Wednesday, September 02, 1998

 

Diabolically dialectical


Sep 2 1998 12:00 am


P1:
I think it has a lot to do with where "dearest" falls in the sentence. As the salutation to a letter (e.g., "Dearest Angela, . . ."), I think it sounds old-fashioned but nice. But in a spoken sentence (e.g., "Are you ready, Dearest? It's time to go.") it sounds just plain old-fashioned or dialectical.


P2:
Dialectical?

I was struck by your use of this word because my initial reaction was, How can a single word be dialectical. Then I thought, maybe he meant to say that it sounds like dialect.

Off to the dictionary to try to fill in a gap in my understanding, viz., why do these two words have such different meanings? Do they share the same root? And I still don't know. The OED gives for "dialect" L. dialectus, from a Greek word I obviously can't type here but which would transliterate as dialektos. For "dialectic", it gives OF dialectique from L. dialectica from Greek (transliterating again) [the] dialektike (that final "e" represents an aspirated eta).

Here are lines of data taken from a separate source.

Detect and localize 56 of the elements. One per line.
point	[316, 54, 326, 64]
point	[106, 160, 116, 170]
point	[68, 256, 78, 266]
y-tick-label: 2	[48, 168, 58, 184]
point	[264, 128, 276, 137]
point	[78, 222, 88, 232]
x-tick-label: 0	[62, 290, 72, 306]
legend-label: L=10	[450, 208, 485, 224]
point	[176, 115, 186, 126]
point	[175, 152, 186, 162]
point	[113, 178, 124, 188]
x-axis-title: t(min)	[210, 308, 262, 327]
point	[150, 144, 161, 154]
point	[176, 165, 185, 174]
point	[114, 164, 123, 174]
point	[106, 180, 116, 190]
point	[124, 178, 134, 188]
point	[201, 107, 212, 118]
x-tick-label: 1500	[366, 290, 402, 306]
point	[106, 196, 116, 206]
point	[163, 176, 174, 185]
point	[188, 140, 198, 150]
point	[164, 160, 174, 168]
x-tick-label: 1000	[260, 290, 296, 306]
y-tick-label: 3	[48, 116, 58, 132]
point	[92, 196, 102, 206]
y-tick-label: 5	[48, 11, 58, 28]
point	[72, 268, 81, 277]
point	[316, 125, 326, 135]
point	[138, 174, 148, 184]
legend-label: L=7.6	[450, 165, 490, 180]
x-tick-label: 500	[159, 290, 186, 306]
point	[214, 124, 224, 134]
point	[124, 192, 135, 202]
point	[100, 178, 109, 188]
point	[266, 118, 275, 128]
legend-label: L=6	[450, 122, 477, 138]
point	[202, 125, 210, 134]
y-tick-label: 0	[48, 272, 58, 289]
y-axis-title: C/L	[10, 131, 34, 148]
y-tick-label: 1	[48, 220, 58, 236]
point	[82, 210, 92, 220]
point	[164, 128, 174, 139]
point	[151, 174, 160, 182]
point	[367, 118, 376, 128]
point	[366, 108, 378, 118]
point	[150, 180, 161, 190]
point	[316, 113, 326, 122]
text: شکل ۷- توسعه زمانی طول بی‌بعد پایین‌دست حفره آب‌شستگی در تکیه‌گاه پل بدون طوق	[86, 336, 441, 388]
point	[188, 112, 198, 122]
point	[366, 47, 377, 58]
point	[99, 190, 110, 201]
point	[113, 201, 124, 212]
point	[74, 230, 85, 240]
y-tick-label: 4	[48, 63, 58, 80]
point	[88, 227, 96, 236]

Any classical scholars out there who can explain the relationship between these two words?


I am not a classicist, nor do I play one on tv. Oddly enough, I do have a bachelor's degree in classical studies, though. I almost minored in linguistics, too. The following is my guess on the etymology.

Patronius used "dialectical" to mean "characteristic of a specific dialect." A linguist may have used "dialectal," but that doesn't mean you have to.

In ancient greek dialegesthai (pardon the transliteration) meant "to converse." The "dia-" prefix can translate as either "between" or "against" in different words. The two meanings of the adjective "dialectical" descend from the different paths that the original word took. Speech "between" (don't flame me, I know it's "among") people who follow the same patterns of usage is called a "dialect". Logic reasoning developed through a process of argument (Socrates, Plato, etc.) or speaking "against" each other. This is where we got "dialectic."

"Dialectical" is used to mean "pertaining to or characteristic of" either a dialect or a dialectic. So the meanings end up quite different.